The Agents: Wibey and Code-Puppy

I’ve been using two agents — Wibey and Code-Puppy — with different Claude models depending on the task. For complex work that benefits from deeper reasoning I’ll use an extended thinking model; for more straightforward tasks I switch to a standard thinking model to keep token usage in check. Treating tokens as a real resource rather than an afterthought matters when you have multiple agents running concurrently.

Wibey has better integration with our corporate tooling, so it handles the work that would otherwise interrupt my flow: updating Jira tickets, writing Confluence documentation, and creating Pull Requests on our corporate GitHub. That’s not a small thing. That administrative overhead is exactly the kind of task that pulls a senior developer out of deep work at the worst moment. Having an agent that can handle it reliably — tasked from a tmux pane without switching context — is where I’ve seen the most tangible productivity gain.

More recently I’ve been experimenting with using Wibey as an executive agent, with a defined role and skill set written in a markdown file imported into its settings, directing subordinate agents running in their own worktrees. In practice it’s marginally useful at this point. The limiting factor isn’t orchestration — it’s visibility. You can’t always tell what a sub-agent is actually doing, and when something goes wrong, diagnosing it is harder than it would be with a human. I haven’t found a clean solution to this yet; structured output and keeping tasks tightly scoped help at the margins, but it’s still the weakest part of the setup. Sometimes the right move is just to open a terminal pane and edit the code directly.

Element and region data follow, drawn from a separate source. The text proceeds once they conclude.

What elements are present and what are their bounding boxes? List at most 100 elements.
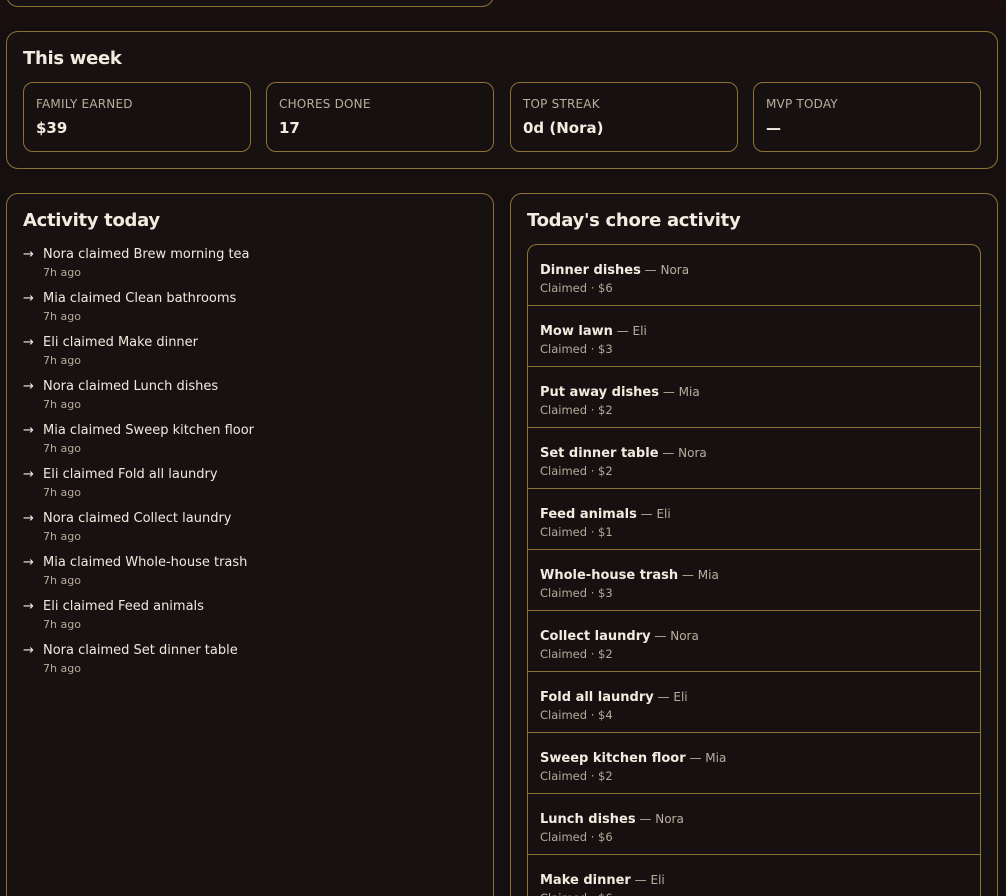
chore-name: Dinner dishes — [540, 263, 641, 278]
stat-top-streak: TOP STREAK 0d (Nora) — [510, 82, 738, 152]
activity-time: 7h ago — [43, 398, 81, 411]
chore-row[interactable]: Mow lawn — Eli Claimed · $3 — [528, 306, 980, 367]
arrow-right-icon: → — [23, 291, 34, 306]
chore-heading: Mow lawn — Eli — [540, 320, 968, 339]
chore-name: Mow lawn — [540, 324, 613, 339]
chore-name: Set dinner table — [540, 446, 659, 461]
stat-label: CHORES DONE — [279, 97, 371, 111]
activity-item: → Eli claimed Fold all laundry 7h ago — [23, 466, 254, 510]
stat-value: 0d (Nora) — [523, 119, 604, 137]
activity-time: 7h ago — [43, 310, 81, 323]
arrow-right-icon: → — [23, 335, 34, 350]
activity-time: 7h ago — [43, 662, 81, 675]
chore-separator: — — [635, 812, 656, 826]
activity-item: → Eli claimed Feed animals 7h ago — [23, 598, 254, 642]
chore-status: Claimed · $2 — [540, 464, 613, 478]
chore-row[interactable]: Collect laundry — Nora Claimed · $2 — [528, 611, 980, 672]
activity-feed: → Nora claimed Brew morning tea 7h ago → Mia… — [23, 246, 254, 686]
previous-panel — [6, 0, 494, 7]
chore-row[interactable]: Make dinner — Eli Claimed · $6 — [528, 855, 980, 896]
chore-row[interactable]: Fold all laundry — Eli Claimed · $4 — [528, 672, 980, 733]
arrow-right-icon: → — [23, 643, 34, 658]
arrow-right-icon: → — [23, 423, 34, 438]
activity-time: 7h ago — [43, 574, 81, 587]
chore-row[interactable]: Feed animals — Eli Claimed · $1 — [528, 489, 980, 550]
chore-assignee: Eli — [650, 873, 665, 887]
this-week-title: This week — [23, 48, 122, 69]
chore-row[interactable]: Lunch dishes — Nora Claimed · $6 — [528, 794, 980, 855]
chore-status: Claimed · $3 — [540, 342, 613, 356]
chore-status: Claimed · $2 — [540, 403, 613, 417]
chore-heading: Sweep kitchen floor — Mia — [540, 747, 968, 766]
activity-text: Nora claimed Lunch dishes — [43, 379, 219, 394]
activity-time: 7h ago — [43, 530, 81, 543]
chore-status: Claimed · $6 — [540, 891, 968, 896]
chore-status: Claimed · $1 — [540, 525, 613, 539]
activity-time: 7h ago — [43, 486, 81, 499]
activity-text: Eli claimed Feed animals — [43, 599, 204, 614]
activity-today-panel: Activity today → Nora claimed Brew mornin… — [6, 193, 494, 896]
activity-time: 7h ago — [43, 266, 81, 279]
chore-name: Lunch dishes — [540, 812, 636, 827]
chore-row[interactable]: Put away dishes — Mia Claimed · $2 — [528, 367, 980, 428]
stat-family-earned: FAMILY EARNED $39 — [23, 82, 251, 152]
activity-item: → Nora claimed Brew morning tea 7h ago — [23, 246, 254, 290]
activity-text: Eli claimed Make dinner — [43, 335, 199, 350]
chore-heading: Fold all laundry — Eli — [540, 686, 968, 705]
stat-chores-done: CHORES DONE 17 — [266, 82, 494, 152]
chore-row[interactable]: Sweep kitchen floor — Mia Claimed · $2 — [528, 733, 980, 794]
chore-row[interactable]: Set dinner table — Nora Claimed · $2 — [528, 428, 980, 489]
activity-text: Mia claimed Clean bathrooms — [43, 291, 237, 306]
chore-activity-title: Today's chore activity — [527, 210, 741, 231]
chore-heading: Lunch dishes — Nora — [540, 808, 968, 827]
arrow-right-icon: → — [23, 247, 34, 262]
chore-activity-panel: Today's chore activity Dinner dishes — N… — [510, 193, 998, 896]
chore-heading: Make dinner — Eli — [540, 869, 968, 888]
chore-separator: — — [678, 568, 698, 582]
chore-separator: — — [659, 385, 679, 399]
chore-separator: — — [612, 324, 633, 338]
chore-assignee: Eli — [656, 507, 671, 521]
activity-text: Nora claimed Brew morning tea — [43, 247, 250, 262]
activity-time: 7h ago — [43, 442, 81, 455]
stat-label: MVP TODAY — [766, 97, 838, 111]
chore-name: Collect laundry — [540, 629, 651, 644]
chore-heading: Collect laundry — Nora — [540, 625, 968, 644]
chore-row[interactable]: Dinner dishes — Nora Claimed · $6 — [528, 245, 980, 306]
chore-name: Feed animals — [540, 507, 637, 522]
activity-text: Nora claimed Set dinner table — [43, 643, 238, 658]
chore-name: Fold all laundry — [540, 690, 654, 705]
chore-row[interactable]: Whole-house trash — Mia Claimed · $3 — [528, 550, 980, 611]
activity-item: → Nora claimed Lunch dishes 7h ago — [23, 378, 254, 422]
stat-label: TOP STREAK — [523, 97, 600, 111]
chore-separator: — — [640, 263, 661, 277]
stat-value: 17 — [279, 119, 300, 137]
chore-assignee: Eli — [632, 324, 647, 338]
activity-today-title: Activity today — [23, 210, 160, 231]
chore-status: Claimed · $3 — [540, 586, 613, 600]
chore-assignee: Eli — [673, 690, 688, 704]
activity-text: Mia claimed Sweep kitchen floor — [43, 423, 255, 438]
chore-heading: Feed animals — Eli — [540, 503, 968, 522]
stat-value: — — [766, 119, 781, 137]
chore-assignee: Nora — [655, 812, 684, 826]
activity-time: 7h ago — [43, 618, 81, 631]
activity-item: → Mia claimed Sweep kitchen floor 7h ago — [23, 422, 254, 466]
chore-heading: Dinner dishes — Nora — [540, 259, 968, 278]
chore-separator: — — [630, 873, 651, 887]
arrow-right-icon: → — [23, 467, 34, 482]
activity-time: 7h ago — [43, 354, 81, 367]
chore-status: Claimed · $4 — [540, 708, 613, 722]
chore-name: Put away dishes — [540, 385, 659, 400]
chore-heading: Set dinner table — Nora — [540, 442, 968, 461]
stat-value: $39 — [36, 119, 68, 137]
chore-status: Claimed · $2 — [540, 769, 613, 783]
chore-separator: — — [636, 507, 657, 521]
chore-list[interactable]: Dinner dishes — Nora Claimed · $6 Mow lawn… — [527, 244, 981, 896]
chore-separator: — — [653, 690, 674, 704]
activity-text: Mia claimed Whole-house trash — [43, 555, 248, 570]
chore-assignee: Mia — [705, 751, 727, 765]
chore-name: Sweep kitchen floor — [540, 751, 686, 766]
chore-assignee: Nora — [678, 446, 707, 460]
chore-assignee: Mia — [697, 568, 719, 582]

Android Development: A Note on Tooling

Android Studio has a habit of getting sluggish when you switch between projects frequently. For this kind of multi-project, multi-agent workflow, that’s a real problem. I’ve had better results using VSCode with Kotlin extensions. It’s lighter, faster to context-switch, and the terminal integration means I can launch it from a tmux pane without breaking my flow.

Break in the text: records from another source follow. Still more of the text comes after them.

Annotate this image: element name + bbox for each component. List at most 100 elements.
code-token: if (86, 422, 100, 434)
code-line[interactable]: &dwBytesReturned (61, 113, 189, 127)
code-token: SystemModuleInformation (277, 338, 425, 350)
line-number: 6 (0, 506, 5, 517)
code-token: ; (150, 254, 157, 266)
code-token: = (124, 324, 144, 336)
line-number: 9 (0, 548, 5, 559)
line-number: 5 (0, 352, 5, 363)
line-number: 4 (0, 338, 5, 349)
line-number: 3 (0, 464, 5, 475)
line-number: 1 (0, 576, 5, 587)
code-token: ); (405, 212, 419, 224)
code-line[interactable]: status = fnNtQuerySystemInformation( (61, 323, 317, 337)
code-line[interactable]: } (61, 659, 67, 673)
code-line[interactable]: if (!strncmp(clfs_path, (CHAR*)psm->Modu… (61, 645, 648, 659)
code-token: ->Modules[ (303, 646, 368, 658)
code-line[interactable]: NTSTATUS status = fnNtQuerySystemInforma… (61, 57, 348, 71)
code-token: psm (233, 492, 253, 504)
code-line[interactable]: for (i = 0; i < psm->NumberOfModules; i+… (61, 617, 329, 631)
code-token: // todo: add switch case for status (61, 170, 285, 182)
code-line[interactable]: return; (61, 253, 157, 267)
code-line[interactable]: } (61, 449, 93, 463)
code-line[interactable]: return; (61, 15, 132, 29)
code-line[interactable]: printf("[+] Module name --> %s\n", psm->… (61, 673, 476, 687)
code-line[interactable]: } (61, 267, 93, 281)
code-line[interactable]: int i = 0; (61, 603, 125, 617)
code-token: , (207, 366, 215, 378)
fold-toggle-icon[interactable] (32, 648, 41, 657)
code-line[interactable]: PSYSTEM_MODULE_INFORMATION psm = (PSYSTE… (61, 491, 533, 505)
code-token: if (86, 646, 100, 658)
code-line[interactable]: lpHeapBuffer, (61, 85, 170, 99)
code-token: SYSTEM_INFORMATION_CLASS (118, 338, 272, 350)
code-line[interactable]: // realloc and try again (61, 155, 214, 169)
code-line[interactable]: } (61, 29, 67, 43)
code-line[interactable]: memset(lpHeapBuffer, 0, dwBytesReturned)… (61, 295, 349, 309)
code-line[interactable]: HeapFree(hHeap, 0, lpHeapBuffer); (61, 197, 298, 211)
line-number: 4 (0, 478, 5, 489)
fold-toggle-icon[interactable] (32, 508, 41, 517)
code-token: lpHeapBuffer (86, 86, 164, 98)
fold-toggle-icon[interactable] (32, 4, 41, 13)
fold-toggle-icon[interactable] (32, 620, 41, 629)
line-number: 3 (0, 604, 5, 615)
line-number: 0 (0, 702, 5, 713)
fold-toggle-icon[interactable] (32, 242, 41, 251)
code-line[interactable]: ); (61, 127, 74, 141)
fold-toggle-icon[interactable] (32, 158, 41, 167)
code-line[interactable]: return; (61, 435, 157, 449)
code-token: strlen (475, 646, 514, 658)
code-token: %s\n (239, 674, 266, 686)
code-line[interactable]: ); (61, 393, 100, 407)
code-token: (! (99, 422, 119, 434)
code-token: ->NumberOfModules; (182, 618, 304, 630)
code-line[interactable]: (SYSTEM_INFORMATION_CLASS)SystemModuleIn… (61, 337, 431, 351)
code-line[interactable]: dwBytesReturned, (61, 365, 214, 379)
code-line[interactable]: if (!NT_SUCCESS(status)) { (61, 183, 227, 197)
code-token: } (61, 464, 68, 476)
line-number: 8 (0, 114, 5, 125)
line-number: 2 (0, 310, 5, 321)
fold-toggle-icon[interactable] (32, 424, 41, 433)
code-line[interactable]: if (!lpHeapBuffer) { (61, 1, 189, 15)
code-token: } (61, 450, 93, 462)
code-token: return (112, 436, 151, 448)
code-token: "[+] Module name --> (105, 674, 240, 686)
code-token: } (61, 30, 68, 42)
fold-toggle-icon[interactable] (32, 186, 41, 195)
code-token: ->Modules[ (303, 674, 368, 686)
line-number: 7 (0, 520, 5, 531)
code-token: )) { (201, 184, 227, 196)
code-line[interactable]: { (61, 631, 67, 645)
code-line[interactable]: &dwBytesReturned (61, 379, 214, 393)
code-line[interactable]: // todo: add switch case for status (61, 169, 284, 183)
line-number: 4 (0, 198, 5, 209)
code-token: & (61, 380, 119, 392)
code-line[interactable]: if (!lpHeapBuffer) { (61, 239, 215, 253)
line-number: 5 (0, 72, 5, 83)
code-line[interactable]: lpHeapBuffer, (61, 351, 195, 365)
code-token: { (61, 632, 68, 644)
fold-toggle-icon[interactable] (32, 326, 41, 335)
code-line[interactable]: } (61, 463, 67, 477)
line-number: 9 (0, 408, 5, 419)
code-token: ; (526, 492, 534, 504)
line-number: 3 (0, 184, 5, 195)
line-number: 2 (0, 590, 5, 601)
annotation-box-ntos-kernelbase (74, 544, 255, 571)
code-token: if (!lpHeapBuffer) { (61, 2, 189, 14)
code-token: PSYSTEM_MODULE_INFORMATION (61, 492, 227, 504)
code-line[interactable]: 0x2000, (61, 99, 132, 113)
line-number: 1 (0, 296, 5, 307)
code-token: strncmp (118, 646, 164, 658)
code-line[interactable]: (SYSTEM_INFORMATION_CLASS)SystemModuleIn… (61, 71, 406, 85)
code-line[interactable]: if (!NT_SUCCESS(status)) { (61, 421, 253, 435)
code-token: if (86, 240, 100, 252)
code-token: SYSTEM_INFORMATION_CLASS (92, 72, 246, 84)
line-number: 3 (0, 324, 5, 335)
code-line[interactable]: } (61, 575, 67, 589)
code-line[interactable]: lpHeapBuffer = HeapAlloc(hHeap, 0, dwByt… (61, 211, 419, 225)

One thing that’s non-negotiable with this setup: configure a local Gradle cache. With multiple worktrees running builds — for tests, for manual validation, for whatever an agent just did that you need to verify — you will be compiling often. On a large codebase, that pain adds up fast. Without a shared local cache, each worktree risks triggering a full Gradle build, and on a project of any real size that’s the kind of friction that makes the whole parallel workflow feel not worth it. Get the cache right early and you’ll barely notice the builds. Skip it and you’ll be watching progress bars when you should be working.

What Actually Works

The setup earns its complexity when tasks are well-defined and fit cleanly into separate worktrees. Routine work — adding tests, small features with clear scope, isolated refactors, and the steady stream of Jira and documentation updates — is where you see real throughput gains from parallelism.

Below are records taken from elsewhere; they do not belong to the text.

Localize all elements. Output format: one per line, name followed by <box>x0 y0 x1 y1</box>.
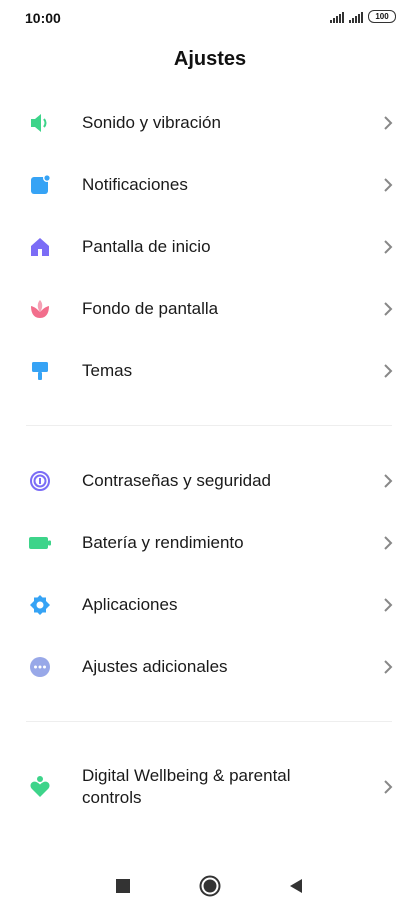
settings-item-label: Fondo de pantalla <box>82 299 219 318</box>
gear-icon <box>28 593 52 617</box>
chevron-right-icon <box>384 116 393 130</box>
chevron-right-icon <box>384 598 393 612</box>
home-icon <box>28 235 52 259</box>
brush-icon <box>28 359 52 383</box>
settings-item-label: Ajustes adicionales <box>82 657 228 676</box>
settings-item-passwords-security[interactable]: Contraseñas y seguridad <box>0 452 420 510</box>
battery-icon <box>28 531 52 555</box>
settings-item-home-screen[interactable]: Pantalla de inicio <box>0 218 420 276</box>
speaker-icon <box>28 111 52 135</box>
settings-item-label: Aplicaciones <box>82 595 178 614</box>
settings-item-label: Digital Wellbeing & parental controls <box>82 766 291 807</box>
more-icon <box>28 655 52 679</box>
settings-item-digital-wellbeing[interactable]: Digital Wellbeing & parental controls <box>0 758 420 816</box>
status-icons: 100 <box>330 10 396 23</box>
chevron-right-icon <box>384 780 393 794</box>
settings-item-themes[interactable]: Temas <box>0 342 420 400</box>
page-title: Ajustes <box>173 48 247 70</box>
back-icon[interactable] <box>284 874 308 898</box>
settings-item-label: Contraseñas y seguridad <box>82 471 272 490</box>
chevron-right-icon <box>384 302 393 316</box>
status-bar: 10:00 100 <box>0 0 420 36</box>
settings-item-additional[interactable]: Ajustes adicionales <box>0 638 420 696</box>
settings-item-label: Notificaciones <box>82 175 188 194</box>
fingerprint-icon <box>28 469 52 493</box>
settings-item-sound[interactable]: Sonido y vibración <box>0 94 420 152</box>
home-button-icon[interactable] <box>198 874 222 898</box>
settings-item-apps[interactable]: Aplicaciones <box>0 576 420 634</box>
settings-item-label: Temas <box>82 361 133 380</box>
chevron-right-icon <box>384 660 393 674</box>
chevron-right-icon <box>384 178 393 192</box>
settings-item-label: Pantalla de inicio <box>82 237 211 256</box>
navigation-bar <box>0 860 420 910</box>
chevron-right-icon <box>384 240 393 254</box>
notification-icon <box>28 173 52 197</box>
settings-item-label: Sonido y vibración <box>82 113 221 132</box>
signal-icon <box>330 12 344 23</box>
wellbeing-icon <box>28 775 52 799</box>
flower-icon <box>28 297 52 321</box>
settings-item-battery[interactable]: Batería y rendimiento <box>0 514 420 572</box>
section-divider <box>26 425 392 426</box>
chevron-right-icon <box>384 536 393 550</box>
chevron-right-icon <box>384 474 393 488</box>
chevron-right-icon <box>384 364 393 378</box>
section-divider <box>26 721 392 722</box>
signal-icon <box>349 12 363 23</box>
status-time: 10:00 <box>25 10 61 26</box>
settings-item-label: Batería y rendimiento <box>82 533 244 552</box>
settings-item-wallpaper[interactable]: Fondo de pantalla <box>0 280 420 338</box>
recents-icon[interactable] <box>111 874 135 898</box>
battery-status-icon: 100 <box>368 10 396 23</box>
settings-item-notifications[interactable]: Notificaciones <box>0 156 420 214</box>
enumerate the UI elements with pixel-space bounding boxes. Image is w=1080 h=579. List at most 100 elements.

It breaks down when tasks are entangled, when you need to understand what an agent did before you can continue, or when the business logic is subtle enough that reviewing the agent’s output takes longer than writing it yourself. None of that is surprising. It’s the same lesson from before: know your domain, review everything, and don’t architect yourself into a corner you can’t get out of without the tools.

Still Figuring It Out

This isn’t a finished system. It’s a snapshot of what’s working right now, and that changes as the tools change. I share what I’m finding with my team — what’s useful, what’s a dead end, what’s worth trying. That kind of lateral knowledge sharing matters more than usual right now because these tools are moving fast enough that no one person has the full picture. Something I wrote off three months ago might be worth revisiting. Something that worked last month might have a better answer today.

The honest position is that we’re all still learning what these tools are actually good at. The capabilities are shifting, the models are improving, and the workflows that make sense today might look different in six months. That’s fine. Staying curious and staying skeptical at the same time is the right posture. Share what you find, stay open to being wrong about it, and keep the fundamentals close — because those aren’t changing.